Ontario: ECO Report Suggests ‘Small Steps Forward’ Are Not Enough To Counter Threats to Environment, Biodiversity
Last month, Dianne Saxe, Ontario’s Environmental Commissioner, issued a report sub-titled: Small Steps Forward, which notes that "much remains to be done" to improve environmental protection and conservation in the province.
The Commissioner’s two-volume 2015/2016 Environmental Protection Report notes that "while the Ministry of Environmental and Climate Change (MOECC) has, at last, begun posting public progress updates on its outstanding applications for review, it is still responsible for more than 400 outdated Environmental Registry proposals, depriving Ontarians of their legal right to seek leave to appeal on many important decisions."

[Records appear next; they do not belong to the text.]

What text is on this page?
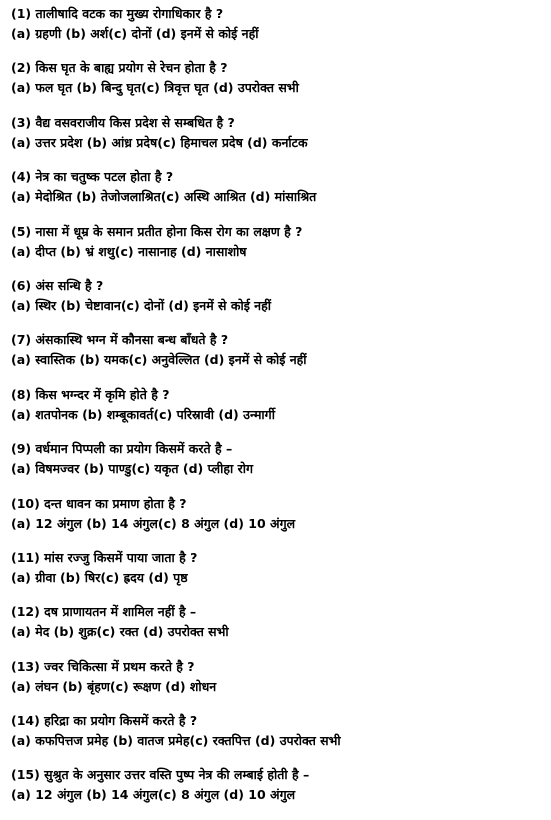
(1) तालीषादि वटक का मुख्य रोगाधिकार है ?
(a) ग्रहणी (b) अर्श(c) दोनों (d) इनमें से कोई नहीं
(2) किस घृत के बाह्य प्रयोग से रेचन होता है ?
(a) फल घृत (b) बिन्दु घृत(c) त्रिवृत्त घृत (d) उपरोक्त सभी
(3) वैद्य वसवराजीय किस प्रदेश से सम्बधित है ?
(a) उत्तर प्रदेश (b) आंध्र प्रदेष(c) हिमाचल प्रदेष (d) कर्नाटक
(4) नेत्र का चतुष्क पटल होता है ?
(a) मेदोश्रित (b) तेजोजलाश्रित(c) अस्थि आश्रित (d) मांसाश्रित
(5) नासा में धूम्र के समान प्रतीत होना किस रोग का लक्षण है ?
(a) दीप्त (b) भ्रं शथु(c) नासानाह (d) नासाशोष
(6) अंस सन्धि है ?
(a) स्थिर (b) चेष्टावान(c) दोनों (d) इनमें से कोई नहीं
(7) अंसकास्थि भग्न में कौनसा बन्ध बाँधते है ?
(a) स्वास्तिक (b) यमक(c) अनुवेल्लित (d) इनमें से कोई नहीं
(8) किस भग्न्दर में कृमि होते है ?
(a) शतपोनक (b) शम्बूकावर्त(c) परिस्रावी (d) उन्मार्गी
(9) वर्धमान पिप्पली का प्रयोग किसमें करते है –
(a) विषमज्वर (b) पाण्डु(c) यकृत (d) प्लीहा रोग
(10) दन्त धावन का प्रमाण होता है ?
(a) 12 अंगुल (b) 14 अंगुल(c) 8 अंगुल (d) 10 अंगुल
(11) मांस रज्जु किसमें पाया जाता है ?
(a) ग्रीवा (b) षिर(c) ह्रदय (d) पृष्ठ
(12) दष प्राणायतन में शामिल नहीं है –
(a) मेद (b) शुक्र(c) रक्त (d) उपरोक्त सभी
(13) ज्वर चिकित्सा में प्रथम करते है ?
(a) लंघन (b) बृंहण(c) रूक्षण (d) शोधन
(14) हरिद्रा का प्रयोग किसमें करते है ?
(a) कफपित्तज प्रमेह (b) वातज प्रमेह(c) रक्तपित्त (d) उपरोक्त सभी
(15) सुश्रुत के अनुसार उत्तर वस्ति पुष्प नेत्र की लम्बाई होती है –
(a) 12 अंगुल (b) 14 अंगुल(c) 8 अंगुल (d) 10 अंगुल
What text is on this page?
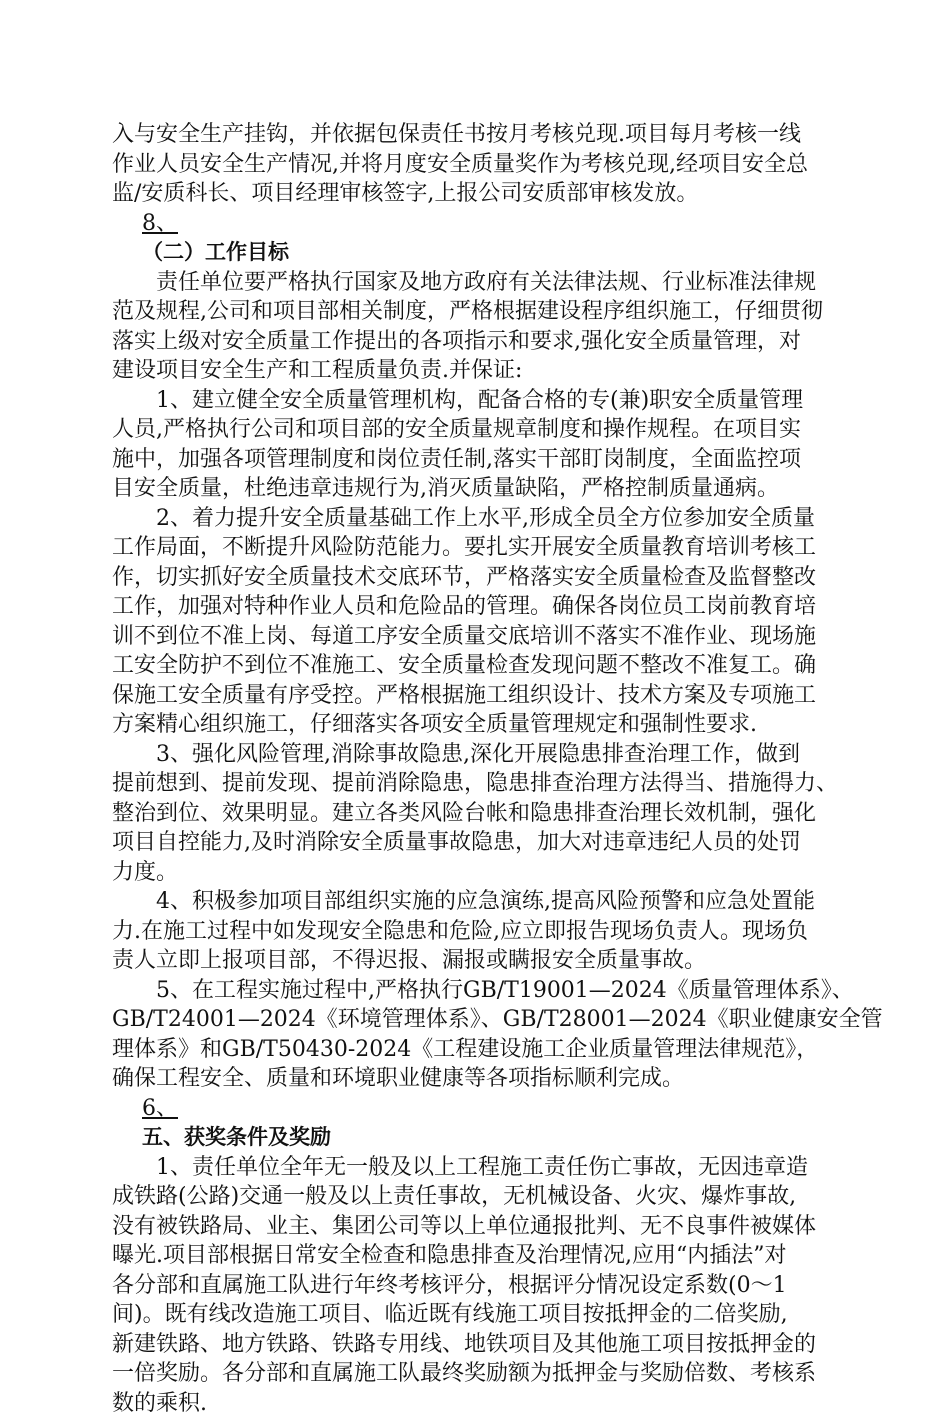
入与安全生产挂钩，并依据包保责任书按月考核兑现.项目每月考核一线
作业人员安全生产情况,并将月度安全质量奖作为考核兑现,经项目安全总
监/安质科长、项目经理审核签字,上报公司安质部审核发放。
8、
（二）工作目标
责任单位要严格执行国家及地方政府有关法律法规、行业标准法律规
范及规程,公司和项目部相关制度，严格根据建设程序组织施工，仔细贯彻
落实上级对安全质量工作提出的各项指示和要求,强化安全质量管理，对
建设项目安全生产和工程质量负责.并保证:
1、建立健全安全质量管理机构，配备合格的专(兼)职安全质量管理
人员,严格执行公司和项目部的安全质量规章制度和操作规程。在项目实
施中，加强各项管理制度和岗位责任制,落实干部盯岗制度，全面监控项
目安全质量，杜绝违章违规行为,消灭质量缺陷，严格控制质量通病。
2、着力提升安全质量基础工作上水平,形成全员全方位参加安全质量
工作局面，不断提升风险防范能力。要扎实开展安全质量教育培训考核工
作，切实抓好安全质量技术交底环节，严格落实安全质量检查及监督整改
工作，加强对特种作业人员和危险品的管理。确保各岗位员工岗前教育培
训不到位不准上岗、每道工序安全质量交底培训不落实不准作业、现场施
工安全防护不到位不准施工、安全质量检查发现问题不整改不准复工。确
保施工安全质量有序受控。严格根据施工组织设计、技术方案及专项施工
方案精心组织施工，仔细落实各项安全质量管理规定和强制性要求.
3、强化风险管理,消除事故隐患,深化开展隐患排查治理工作，做到
提前想到、提前发现、提前消除隐患，隐患排查治理方法得当、措施得力、
整治到位、效果明显。建立各类风险台帐和隐患排查治理长效机制，强化
项目自控能力,及时消除安全质量事故隐患，加大对违章违纪人员的处罚
力度。
4、积极参加项目部组织实施的应急演练,提高风险预警和应急处置能
力.在施工过程中如发现安全隐患和危险,应立即报告现场负责人。现场负
责人立即上报项目部，不得迟报、漏报或瞒报安全质量事故。
5、在工程实施过程中,严格执行GB/T19001—2024《质量管理体系》、
GB/T24001—2024《环境管理体系》、GB/T28001—2024《职业健康安全管
理体系》和GB/T50430-2024《工程建设施工企业质量管理法律规范》，
确保工程安全、质量和环境职业健康等各项指标顺利完成。
6、
五、获奖条件及奖励
1、责任单位全年无一般及以上工程施工责任伤亡事故，无因违章造
成铁路(公路)交通一般及以上责任事故，无机械设备、火灾、爆炸事故,
没有被铁路局、业主、集团公司等以上单位通报批判、无不良事件被媒体
曝光.项目部根据日常安全检查和隐患排查及治理情况,应用“内插法”对
各分部和直属施工队进行年终考核评分，根据评分情况设定系数(0～1
间)。既有线改造施工项目、临近既有线施工项目按抵押金的二倍奖励,
新建铁路、地方铁路、铁路专用线、地铁项目及其他施工项目按抵押金的
一倍奖励。各分部和直属施工队最终奖励额为抵押金与奖励倍数、考核系
数的乘积.
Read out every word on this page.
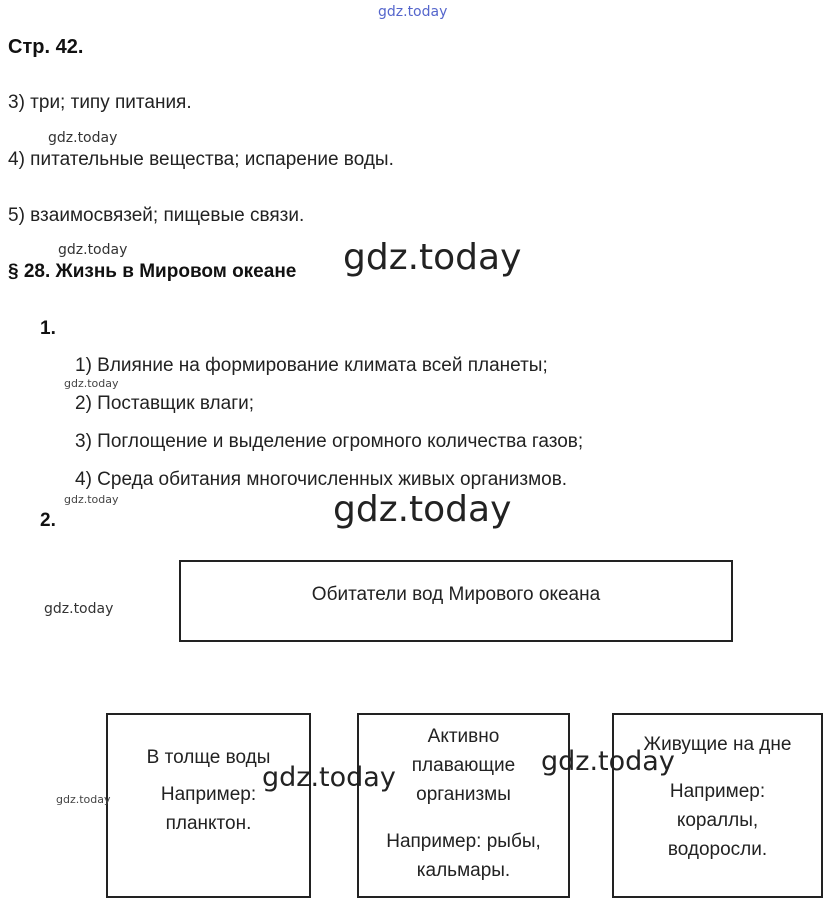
gdz.today
gdz.today
gdz.today	gdz.today
gdz.today
gdz.today	gdz.today
gdz.today
Стр. 42.
3) три; типу питания.
4) питательные вещества; испарение воды.
5) взаимосвязей; пищевые связи.
§ 28. Жизнь в Мировом океане
1.
1) Влияние на формирование климата всей планеты;
2) Поставщик влаги;
3) Поглощение и выделение огромного количества газов;
4) Среда обитания многочисленных живых организмов.
2.

Обитатели вод Мирового океана

В толще воды

Например:

планктон.

Активно

плавающие

организмы

Например: рыбы,

кальмары.

Живущие на дне

Например:

кораллы,

водоросли.

gdz.today
gdz.today
gdz.today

The inner workings of the EBR registry also come in for criticism in the report, which claims that it is "hobbled by obsolete software and often frustrates public participation."
The report also chides the Ministry of Natural Resources and Forests (MNRF) for failing to use the legislative tools at its disposal to provide effective conservation for Ontario’s species with the result that: "invasive species continued to be a serious threat while some practical and inexpensive precautions were ignored."
Among other things, the Report recommends that:
- the MNRF should fix deficiencies in Environmental Registry notices for Aggregate Resources Act instruments to ensure the public’s right to be notified and comment;
- all prescribed ministries should establish processes to ensure that decision notices are posted as soon as reasonably possible after decisions are made; and
- the public should be alerted to poor water quality after wastewater overflows and bypasses - specifically, the MOECC should work with Toronto Water to implement procedures for public notification of sewage bypass events as soon as possible.
Recommendations with regard to invasive species management point to the fact that a new Invasive Species Act, 2015 has, so far, resulted in little action.
The Commissioner strikes an urgent tone:
"The Ontario government should take actions now to restrict known pathways of invasive species spread, including: prohibiting the sale of invasive plants; requiring boats to be cleaned and inspected before entering new water systems; and banning live bait from protected areas.
"The Ministry of Natural Resources and Forestry should tackle invasive species in parks now by... developing prevention, detection and management plans; and allocating funds for ecological restoration that are not tied to visitor revenue."
Urgency is also a keynote when the Commissioner reports on wildlife declines in Ontario, especially highlighting drastic declines in moose and bat populations.